I've noticed Nia drinks a bit more water on Orijen(only half Orijen half regular Innova). I wonder if she will need to pee more?

I'm not ready to do raw because I'm a student and don't have the time to look for cheap meat and meat sources that I don't normally eat. Plus we rarely eat meat at home and so I don't even know any places to buy meat other than the supermarket.
With just 1 small dog I won't consider switching to raw. If I ever get another dog, especially a bigger breed I definitely would consider switching.


----------



## paux (Jul 26, 2009)

Michiyo-Fir said:


> I'm not ready to do raw because I'm a student and don't have the time to look for cheap meat and meat sources that I don't normally eat. Plus we rarely eat meat at home and so I don't even know any places to buy meat other than the supermarket.
> With just 1 small dog I won't consider switching to raw. If I ever get another dog, especially a bigger breed I definitely would consider switching.

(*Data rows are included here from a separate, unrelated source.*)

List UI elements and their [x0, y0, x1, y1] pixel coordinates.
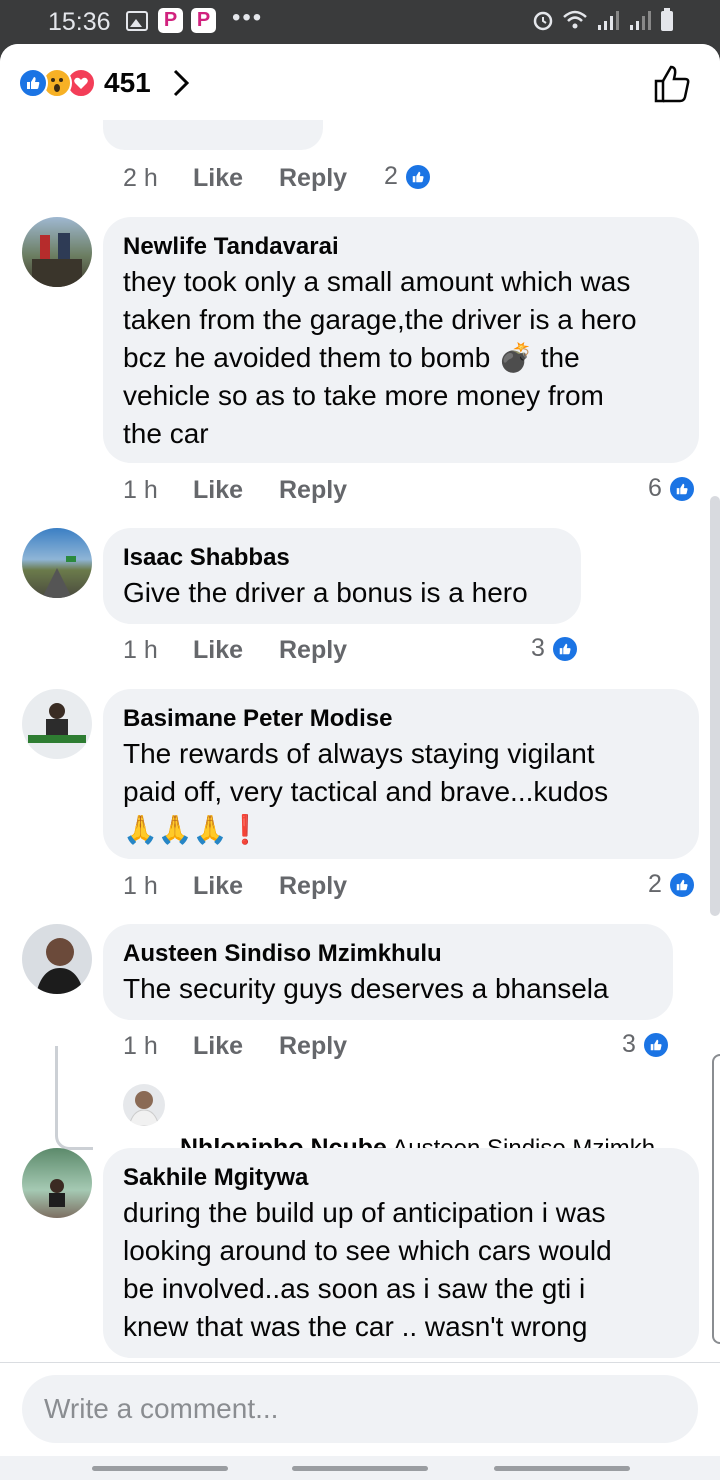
more-notifications-icon: •••: [232, 4, 264, 31]
commenter-name[interactable]: Austeen Sindiso Mzimkhulu: [123, 938, 653, 970]
alarm-icon: [533, 11, 553, 31]
avatar[interactable]: [22, 689, 92, 759]
reactions-summary[interactable]: 451: [18, 66, 189, 100]
comment-actions: 1 h Like Reply: [123, 872, 347, 901]
nav-back-button[interactable]: [494, 1466, 630, 1471]
signal-icon: [598, 11, 619, 30]
comment-like-count[interactable]: 3: [531, 634, 579, 663]
comment-text-line: they took only a small amount which was: [123, 266, 631, 297]
comment-text-line: Give the driver a bonus is a hero: [123, 577, 528, 608]
comment-time: 1 h: [123, 636, 158, 664]
comment-time: 2 h: [123, 164, 158, 192]
comments-sheet: 451 2 h Like Reply 2 Newlife Tandavarai …: [0, 44, 720, 1480]
comment-text-line: vehicle so as to take more money from: [123, 380, 604, 411]
comment-bubble[interactable]: Newlife Tandavarai they took only a smal…: [103, 217, 699, 463]
avatar[interactable]: [22, 528, 92, 598]
reply-thread-line: [55, 1046, 93, 1150]
comment-time: 1 h: [123, 476, 158, 504]
reactions-header: 451: [0, 44, 720, 120]
comment-text-line: 🙏🙏🙏❗: [123, 814, 263, 845]
comment-actions: 2 h Like Reply: [123, 164, 347, 193]
scrollbar[interactable]: [710, 496, 720, 916]
like-button[interactable]: Like: [193, 164, 279, 193]
like-button[interactable]: Like: [193, 476, 279, 505]
comment-text-line: paid off, very tactical and brave...kudo…: [123, 776, 609, 807]
signal-icon-2: [630, 11, 651, 30]
battery-icon: [661, 8, 673, 31]
comment-like-count[interactable]: 6: [648, 474, 696, 503]
commenter-name[interactable]: Basimane Peter Modise: [123, 703, 679, 735]
chevron-right-icon: [173, 69, 189, 97]
nav-recents-button[interactable]: [92, 1466, 228, 1471]
avatar[interactable]: [22, 1148, 92, 1218]
comment-text-line: taken from the garage,the driver is a he…: [123, 304, 637, 335]
thumbs-up-icon[interactable]: [652, 64, 692, 104]
like-reaction-icon: [18, 68, 48, 98]
gallery-icon: [126, 11, 148, 31]
reply-avatar[interactable]: [123, 1084, 165, 1126]
comment-time: 1 h: [123, 1032, 158, 1060]
commenter-name[interactable]: Newlife Tandavarai: [123, 231, 679, 263]
comment-text-line: The security guys deserves a bhansela: [123, 973, 609, 1004]
like-reaction-icon: [403, 162, 432, 191]
comment-bubble[interactable]: Basimane Peter Modise The rewards of alw…: [103, 689, 699, 859]
comment-text-line: knew that was the car .. wasn't wrong: [123, 1311, 588, 1342]
commenter-name[interactable]: Sakhile Mgitywa: [123, 1162, 679, 1194]
status-time: 15:36: [48, 8, 111, 36]
comment-text-line: be involved..as soon as i saw the gti i: [123, 1273, 586, 1304]
avatar[interactable]: [22, 217, 92, 287]
comment-actions: 1 h Like Reply: [123, 636, 347, 665]
like-reaction-icon: [667, 870, 696, 899]
reply-button[interactable]: Reply: [279, 476, 347, 505]
like-button[interactable]: Like: [193, 636, 279, 665]
comment-text-line: the car: [123, 418, 209, 449]
reply-button[interactable]: Reply: [279, 1032, 347, 1061]
app-p-icon: P: [158, 8, 183, 33]
comment-time: 1 h: [123, 872, 158, 900]
commenter-name[interactable]: Isaac Shabbas: [123, 542, 561, 574]
like-reaction-icon: [667, 474, 696, 503]
scroll-handle[interactable]: [712, 1054, 720, 1344]
like-button[interactable]: Like: [193, 872, 279, 901]
wifi-icon: [563, 10, 587, 29]
comment-actions: 1 h Like Reply: [123, 476, 347, 505]
comment-like-count[interactable]: 2: [648, 870, 696, 899]
status-bar: 15:36 P P •••: [0, 0, 720, 44]
comment-text-line: during the build up of anticipation i wa…: [123, 1197, 606, 1228]
comment-like-count[interactable]: 2: [384, 162, 432, 191]
comment-actions: 1 h Like Reply: [123, 1032, 347, 1061]
reply-button[interactable]: Reply: [279, 872, 347, 901]
comment-bubble[interactable]: Isaac Shabbas Give the driver a bonus is…: [103, 528, 581, 624]
reply-button[interactable]: Reply: [279, 164, 347, 193]
comment-bubble[interactable]: Austeen Sindiso Mzimkhulu The security g…: [103, 924, 673, 1020]
comment-bubble[interactable]: Sakhile Mgitywa during the build up of a…: [103, 1148, 699, 1358]
reply-button[interactable]: Reply: [279, 636, 347, 665]
comment-text-line: bcz he avoided them to bomb 💣 the: [123, 342, 580, 373]
like-button[interactable]: Like: [193, 1032, 279, 1061]
comment-text-line: The rewards of always staying vigilant: [123, 738, 595, 769]
comment-input[interactable]: [22, 1375, 698, 1443]
like-reaction-icon: [550, 634, 579, 663]
comment-like-count[interactable]: 3: [622, 1030, 670, 1059]
app-p-icon-2: P: [191, 8, 216, 33]
reaction-count: 451: [104, 67, 151, 98]
avatar[interactable]: [22, 924, 92, 994]
comment-text-line: looking around to see which cars would: [123, 1235, 612, 1266]
like-reaction-icon: [641, 1030, 670, 1059]
system-nav-bar: [0, 1456, 720, 1480]
nav-home-button[interactable]: [292, 1466, 428, 1471]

Ah, I'm a pre-veterinary student, I'm a vegetarian, and my dog only weighs 11 lb  It's a lot easier than you think. But anyway, as far as kibble goes, Orijen and Innova EVO are both very good brands. When I used to feed kibble, I mixed 4 different types of premium dog food and would rotated different brands into and out of the mixture over time. My logic was, a bowl of mixed nuts is more interesting for me to eat than a bowl purely of peanuts. But besides making food interesting, it is good to balance the different nutrients from the different types of foods, which is also why rotation (as you had mentioned) is a very good practice. Though you probably know all about that.


----------



## Michiyo-Fir (Jul 25, 2009)

What other brands did you feed? I just made a new post about rotation and brands.

By the way, is your dog an Alaskan Klee Kai! What a cutie!

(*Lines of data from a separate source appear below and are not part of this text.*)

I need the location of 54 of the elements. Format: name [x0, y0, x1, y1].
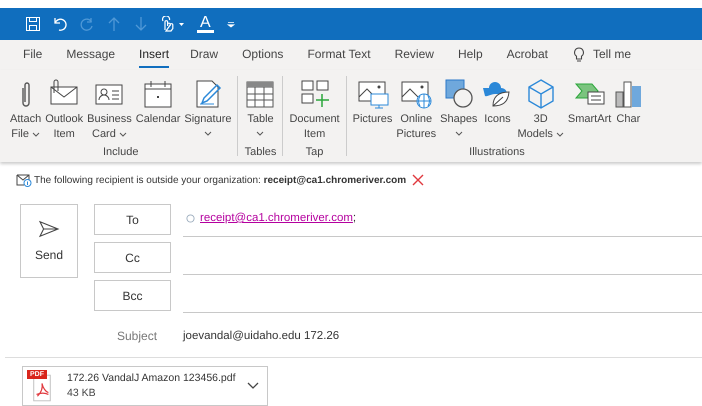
ribbon-tab[interactable]: Draw: [179, 40, 230, 70]
document-item-icon: [298, 78, 331, 110]
recipient-separator: ;: [352, 212, 356, 224]
subject-field[interactable]: joevandal@uidaho.edu 172.26: [183, 330, 340, 342]
ribbon-button[interactable]: Icons: [479, 70, 516, 146]
presence-icon: [186, 214, 195, 222]
ribbon-button[interactable]: Table: [242, 70, 278, 146]
ribbon-button[interactable]: Attach File: [8, 70, 44, 146]
ribbon-button[interactable]: Calendar: [134, 70, 182, 146]
recipient-input[interactable]: receipt@ca1.chromeriver.com;: [183, 204, 702, 237]
lightbulb-icon: [572, 47, 585, 63]
calendar-icon: [142, 78, 174, 110]
ribbon-tab[interactable]: Acrobat: [496, 40, 559, 70]
attachment-name: 172.26 VandalJ Amazon 123456.pdf: [67, 371, 237, 386]
send-icon: [38, 220, 60, 238]
ribbon-button[interactable]: Outlook Item: [43, 70, 86, 146]
ribbon-button[interactable]: Char: [613, 70, 644, 146]
send-button[interactable]: Send: [20, 204, 78, 278]
ribbon-button[interactable]: Document Item: [287, 70, 342, 146]
undo-icon[interactable]: [52, 16, 68, 32]
recipient-field-button[interactable]: To: [94, 204, 171, 235]
close-icon[interactable]: [412, 174, 424, 186]
touch-mode-icon[interactable]: [160, 16, 186, 32]
recipient-field-button[interactable]: Cc: [94, 242, 171, 273]
save-icon[interactable]: [25, 16, 41, 32]
ribbon-tab[interactable]: File: [12, 40, 54, 70]
external-recipient-warning: The following recipient is outside your organization: receipt@ca1.chromeriver.com: [34, 174, 406, 186]
ribbon-button[interactable]: 3D Models: [515, 70, 566, 146]
font-color-button[interactable]: A: [197, 15, 214, 33]
ribbon-tab[interactable]: Format Text: [296, 40, 382, 70]
ribbon-button[interactable]: Online Pictures: [394, 70, 438, 146]
ribbon-tab[interactable]: Insert: [139, 42, 170, 68]
ribbon-tab[interactable]: Help: [446, 40, 494, 70]
group-label: Tap: [306, 146, 324, 158]
group-label: Illustrations: [469, 146, 525, 158]
ribbon-tab[interactable]: Message: [55, 40, 126, 70]
shapes-icon: [442, 78, 475, 110]
ribbon-button[interactable]: Business Card: [85, 70, 134, 146]
ribbon-tab[interactable]: Review: [384, 40, 445, 70]
tell-me-search[interactable]: Tell me: [584, 40, 642, 70]
ribbon-tab[interactable]: Options: [231, 40, 294, 70]
ribbon-button[interactable]: Signature: [182, 70, 234, 146]
group-label: Include: [103, 146, 138, 158]
recipient-link[interactable]: receipt@ca1.chromeriver.com: [200, 212, 353, 224]
attachment-size: 43 KB: [67, 386, 97, 401]
group-label: Tables: [244, 146, 276, 158]
envelope-info-icon: [16, 173, 32, 187]
paperclip-icon: [22, 82, 30, 106]
subject-label: Subject: [116, 329, 158, 343]
ribbon-button[interactable]: Pictures: [350, 70, 394, 146]
ribbon-button[interactable]: SmartArt: [566, 70, 614, 146]
caret-icon[interactable]: [247, 382, 259, 390]
recipient-field-button[interactable]: Bcc: [94, 280, 171, 311]
ribbon-button[interactable]: Shapes: [438, 70, 480, 146]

How do you determine how much food your dog needs if you mixed amounts? I'm currently mixing Innova and Orijen just to transition to pure Orijen. She seems to like to pick out the Orijen kibble from the regular Innova. By the way my dog is a horribly picky eater so I have to be careful what to feed her or else she could go off food for a few days hoping for something better.


----------



## paux (Jul 26, 2009)

Yeah, my girl is an Alaskan Klee Kai ^-^ She is such a great little girl.

My dog is also picky, perhaps not as bad as yours is. When I was on kibble she was free-fed, so the food was always available for her. I would usually have 4 types mixed in her bowl, 1/4 cup of each. She would pick out her favorites first and then eat her least favorite kibble last. I would refill her bowl when all the kibble was gone. I fed her Blue Buffalo Wilderness, Wellness CORE, Innova EVO, and Orijen. My dog really liked the Blue Buffalo Wilderness. And because my girl doesn't eat too much, I would give her some warm wet food before bed just to help force a little more food down.


----------



## Michiyo-Fir (Jul 25, 2009)

Nia is my Papillon and she's currently being free-fed as well. I find that it works better for her than forcing her to eat her 2 meals a day or whatever. 

I'm not sure if our shop carries Blue Buffalo Wilderness but I just looked it up and it looks like an excellent food! If we do have it, I will add it to her rotation. Then I would probably use Orijen fish, Blue Buffalo Wilderness, and EVO red meat.

I may switch to raw some day, but for now I will stick to high quality kibble for my little one! Thanks for the suggestions!


----------



## paux (Jul 26, 2009)

Sure  Best of luck!


----------